La madre de Yitra había puesto a toda la familia a empaquetarlo todo. Los burros estaban ya cargados. Las dos pequeñas enrollaban la alfombra, cuidando de quitarle el polvo del suelo; la alfombra fina que tal vez ha sido su posesión más valiosa.
Cuando la madre de Yitra vio a José, se puso en pie y corrió a sus brazos.
Pero temblaba y tenía secos los ojos, y se limitó a colgarse de él como si huyera de una inundación.
– El viaje a Judea es seguro -dijo José-. Incluso os hará bien, y cuando caiga la noche las pequeñas estarán lejos de las murmuraciones y las miradas de refilón de este lugar. Sabemos dónde descansa Yitra. Iremos a visitarlo.
Ella le miró como si no encontrara sentido a sus palabras.
Luego apareció Nahom, el padre, con dos de sus braceros.

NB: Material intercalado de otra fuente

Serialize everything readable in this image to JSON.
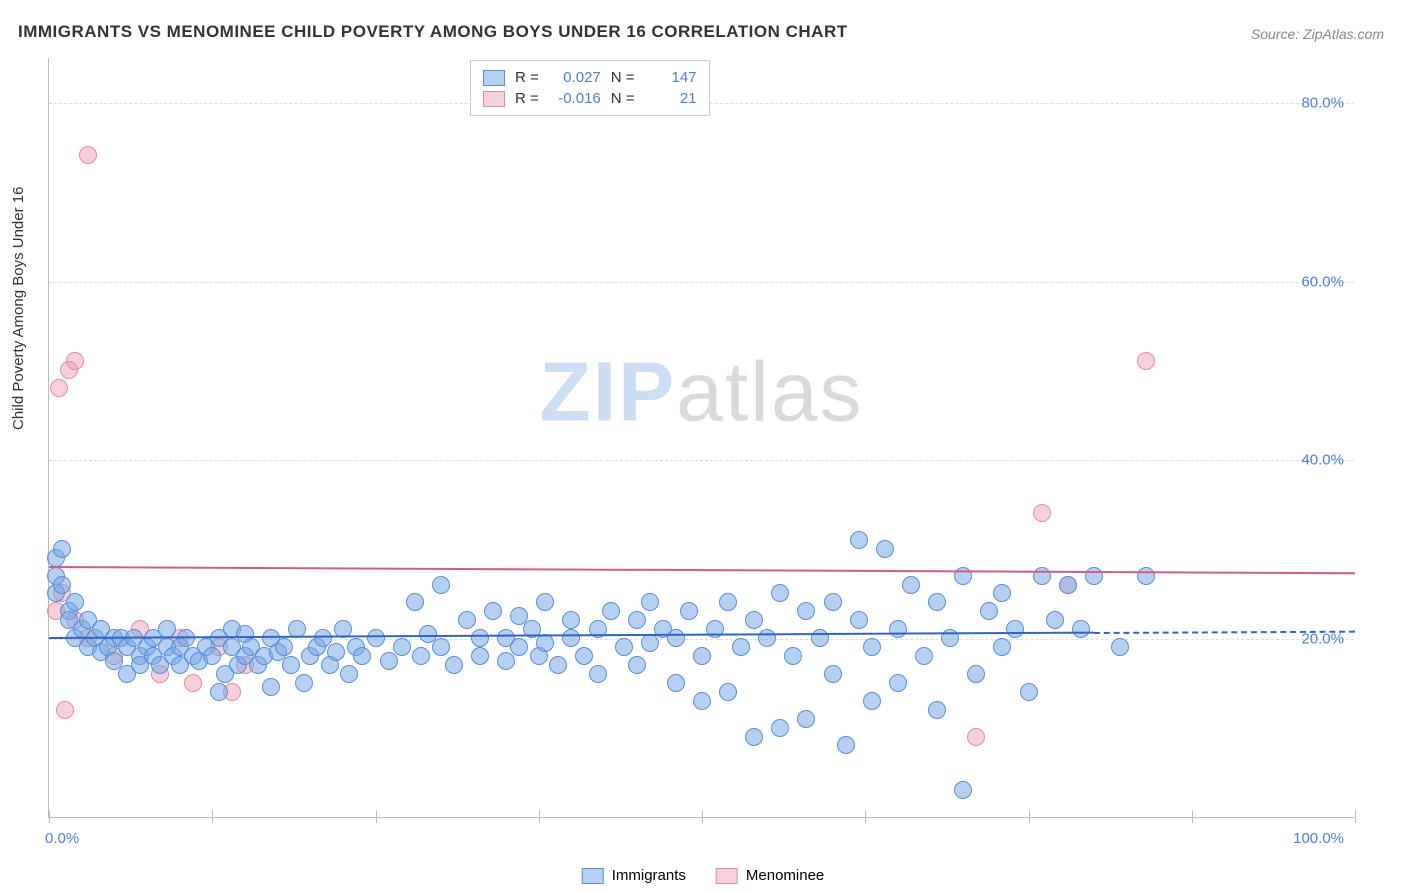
{
  "title": "IMMIGRANTS VS MENOMINEE CHILD POVERTY AMONG BOYS UNDER 16 CORRELATION CHART",
  "source": "Source: ZipAtlas.com",
  "y_axis_title": "Child Poverty Among Boys Under 16",
  "watermark_a": "ZIP",
  "watermark_b": "atlas",
  "chart": {
    "type": "scatter",
    "xlim": [
      0,
      100
    ],
    "ylim": [
      0,
      85
    ],
    "yticks": [
      20,
      40,
      60,
      80
    ],
    "ytick_labels": [
      "20.0%",
      "40.0%",
      "60.0%",
      "80.0%"
    ],
    "xticks": [
      0,
      12.5,
      25,
      37.5,
      50,
      62.5,
      75,
      87.5,
      100
    ],
    "xlabel_min": "0.0%",
    "xlabel_max": "100.0%",
    "background_color": "#ffffff",
    "grid_color": "#dddddd",
    "axis_color": "#bbbbbb"
  },
  "series": {
    "immigrants": {
      "label": "Immigrants",
      "R": "0.027",
      "N": "147",
      "fill_color": "rgba(120, 170, 230, 0.55)",
      "border_color": "#5a8fd6",
      "marker_radius": 9,
      "trend": {
        "x1": 0,
        "y1": 20.2,
        "x2": 80,
        "y2": 20.8,
        "color": "#2f66c6",
        "dash_to_x": 100
      },
      "points": [
        [
          0.5,
          29
        ],
        [
          0.5,
          27
        ],
        [
          0.5,
          25
        ],
        [
          1,
          30
        ],
        [
          1,
          26
        ],
        [
          1.5,
          23
        ],
        [
          1.5,
          22
        ],
        [
          2,
          24
        ],
        [
          2,
          20
        ],
        [
          2.5,
          21
        ],
        [
          3,
          22
        ],
        [
          3,
          19
        ],
        [
          3.5,
          20
        ],
        [
          4,
          21
        ],
        [
          4,
          18.5
        ],
        [
          4.5,
          19
        ],
        [
          5,
          20
        ],
        [
          5,
          17.5
        ],
        [
          5.5,
          20
        ],
        [
          6,
          19
        ],
        [
          6,
          16
        ],
        [
          6.5,
          20
        ],
        [
          7,
          18
        ],
        [
          7,
          17
        ],
        [
          7.5,
          19
        ],
        [
          8,
          20
        ],
        [
          8,
          18
        ],
        [
          8.5,
          17
        ],
        [
          9,
          19
        ],
        [
          9,
          21
        ],
        [
          9.5,
          18
        ],
        [
          10,
          19
        ],
        [
          10,
          17
        ],
        [
          10.5,
          20
        ],
        [
          11,
          18
        ],
        [
          11.5,
          17.5
        ],
        [
          12,
          19
        ],
        [
          12.5,
          18
        ],
        [
          13,
          20
        ],
        [
          13,
          14
        ],
        [
          13.5,
          16
        ],
        [
          14,
          19
        ],
        [
          14,
          21
        ],
        [
          14.5,
          17
        ],
        [
          15,
          18
        ],
        [
          15,
          20.5
        ],
        [
          15.5,
          19
        ],
        [
          16,
          17
        ],
        [
          16.5,
          18
        ],
        [
          17,
          20
        ],
        [
          17,
          14.5
        ],
        [
          17.5,
          18.5
        ],
        [
          18,
          19
        ],
        [
          18.5,
          17
        ],
        [
          19,
          21
        ],
        [
          19.5,
          15
        ],
        [
          20,
          18
        ],
        [
          20.5,
          19
        ],
        [
          21,
          20
        ],
        [
          21.5,
          17
        ],
        [
          22,
          18.5
        ],
        [
          22.5,
          21
        ],
        [
          23,
          16
        ],
        [
          23.5,
          19
        ],
        [
          24,
          18
        ],
        [
          25,
          20
        ],
        [
          26,
          17.5
        ],
        [
          27,
          19
        ],
        [
          28,
          24
        ],
        [
          28.5,
          18
        ],
        [
          29,
          20.5
        ],
        [
          30,
          26
        ],
        [
          30,
          19
        ],
        [
          31,
          17
        ],
        [
          32,
          22
        ],
        [
          33,
          20
        ],
        [
          33,
          18
        ],
        [
          34,
          23
        ],
        [
          35,
          20
        ],
        [
          35,
          17.5
        ],
        [
          36,
          22.5
        ],
        [
          36,
          19
        ],
        [
          37,
          21
        ],
        [
          37.5,
          18
        ],
        [
          38,
          19.5
        ],
        [
          38,
          24
        ],
        [
          39,
          17
        ],
        [
          40,
          20
        ],
        [
          40,
          22
        ],
        [
          41,
          18
        ],
        [
          42,
          21
        ],
        [
          42,
          16
        ],
        [
          43,
          23
        ],
        [
          44,
          19
        ],
        [
          45,
          22
        ],
        [
          45,
          17
        ],
        [
          46,
          24
        ],
        [
          46,
          19.5
        ],
        [
          47,
          21
        ],
        [
          48,
          15
        ],
        [
          48,
          20
        ],
        [
          49,
          23
        ],
        [
          50,
          18
        ],
        [
          50,
          13
        ],
        [
          51,
          21
        ],
        [
          52,
          24
        ],
        [
          52,
          14
        ],
        [
          53,
          19
        ],
        [
          54,
          22
        ],
        [
          54,
          9
        ],
        [
          55,
          20
        ],
        [
          56,
          10
        ],
        [
          56,
          25
        ],
        [
          57,
          18
        ],
        [
          58,
          23
        ],
        [
          58,
          11
        ],
        [
          59,
          20
        ],
        [
          60,
          16
        ],
        [
          60,
          24
        ],
        [
          61,
          8
        ],
        [
          62,
          22
        ],
        [
          62,
          31
        ],
        [
          63,
          19
        ],
        [
          63,
          13
        ],
        [
          64,
          30
        ],
        [
          65,
          21
        ],
        [
          65,
          15
        ],
        [
          66,
          26
        ],
        [
          67,
          18
        ],
        [
          68,
          24
        ],
        [
          68,
          12
        ],
        [
          69,
          20
        ],
        [
          70,
          3
        ],
        [
          70,
          27
        ],
        [
          71,
          16
        ],
        [
          72,
          23
        ],
        [
          73,
          19
        ],
        [
          73,
          25
        ],
        [
          74,
          21
        ],
        [
          75,
          14
        ],
        [
          76,
          27
        ],
        [
          77,
          22
        ],
        [
          78,
          26
        ],
        [
          79,
          21
        ],
        [
          80,
          27
        ],
        [
          82,
          19
        ],
        [
          84,
          27
        ]
      ]
    },
    "menominee": {
      "label": "Menominee",
      "R": "-0.016",
      "N": "21",
      "fill_color": "rgba(240, 150, 175, 0.45)",
      "border_color": "#e58aa3",
      "marker_radius": 9,
      "trend": {
        "x1": 0,
        "y1": 28.2,
        "x2": 100,
        "y2": 27.5,
        "color": "#d65a88"
      },
      "points": [
        [
          0.5,
          23
        ],
        [
          0.8,
          48
        ],
        [
          1,
          25
        ],
        [
          1.2,
          12
        ],
        [
          1.5,
          50
        ],
        [
          2,
          51
        ],
        [
          2,
          22
        ],
        [
          3,
          74
        ],
        [
          3,
          20
        ],
        [
          5,
          18
        ],
        [
          7,
          21
        ],
        [
          8.5,
          16
        ],
        [
          10,
          20
        ],
        [
          11,
          15
        ],
        [
          13,
          19
        ],
        [
          14,
          14
        ],
        [
          15,
          17
        ],
        [
          71,
          9
        ],
        [
          76,
          34
        ],
        [
          78,
          26
        ],
        [
          84,
          51
        ]
      ]
    }
  }
}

Nos dimos cuenta de que los dos hombres habían convencido a Nahom de que volviera a su casa, y él se dejó caer contra la pared, con los ojos en blanco.
– No te preocupes más por esas criaturas -le dijo José-. Han huido.
Saben que han hecho mal. Deja que el Cielo se apiade de ellos. Ahora marchad a Judea, y sacude el polvo de este lugar de tus sandalias.
Uno de los braceros, un hombre de expresión amable, se adelantó y asintió al tiempo que pasaba sus brazos por los hombros de José y Nahom.
– Shemayah comprará tus tierras y te dará un buen precio -dijo-. Yo las compraría si pudiera. Vete. José tiene razón, las criaturas que acusaron a los chicos están ya muy lejos. Probablemente irán en busca de los bandidos de las montañas. Allí es donde suelen ir a parar los desechos. ¿Qué podrías hacerles, de todos modos? ¿Puedes matar a todos los hombres de este pueblo?
La madre de Yitra cerró los ojos y agachó la cabeza. Creí que se iba a desmayar, pero no fue así.
José les abrazó más estrechamente.
– Tenéis a estas pequeñas, ahora. ¿Qué les ocurrirá si no afrontáis esta situación? -los animó José-. Ahora escuchadme, quiero deciros… quiero deciros…
Vaciló. Tenía los ojos anegados en lágrimas. No encontraba las palabras.
Me acerqué y coloqué mis manos sobre los dos, y ellos me miraron de pronto como niños asustados.
– No ha habido juicio, como sabéis -dije-. Eso quiere decir que nadie sabrá nunca lo que hizo Yitra o lo que dejó de hacer el Huérfano, o cómo fue o cuándo, o si nunca ocurrió nada. Nadie lo sabrá. Nadie puede saberlo. Ni siquiera los niños que les acusaron. Sólo el Cielo lo sabe. Ahora no debéis juzgar a los dos chicos en vuestro corazón. No pudo celebrarse un juicio, y eso significa que nadie podrá nunca juzgarles. Por eso habéis de llorar a Yitra en vuestro corazón. Y Yitra es inocente para siempre. Tiene que serlo. No puede ser de otra manera, no en este lado del Paraíso.
La madre de Yitra me miró. Sus ojos se estrecharon y asintió. El rostro de Nahom carecía de expresión, pero se dirigió muy despacio a recoger los bultos que faltaban y luego los llevó con andar cansino hasta los animales que esperaban.
– Os deseamos un buen viaje -dijo José-, y ahora habéis de decirme si necesitáis alguna cosa para el camino. Mis hijos y yo os daremos cualquier cosa que necesitéis.
– Esperad -dijo la madre de Yitra.
Fue hasta un arcón colocado en el suelo y desató las correas. Sacó de él una pieza de tela doblada, tal vez un manto de lana.
– Esto -dijo, y me lo tendió-, esto es para Ana la Muda.
Era la hermana del Huérfano.
– Cuidarás de ella, ¿verdad? -preguntó la mujer.
José se emocionó.
– Hija mía, pobre hija mía -dijo-. Qué amable por tu parte acordarte de Ana en un momento así. Claro que cuidaremos de ella. Siempre cuidaremos de ella.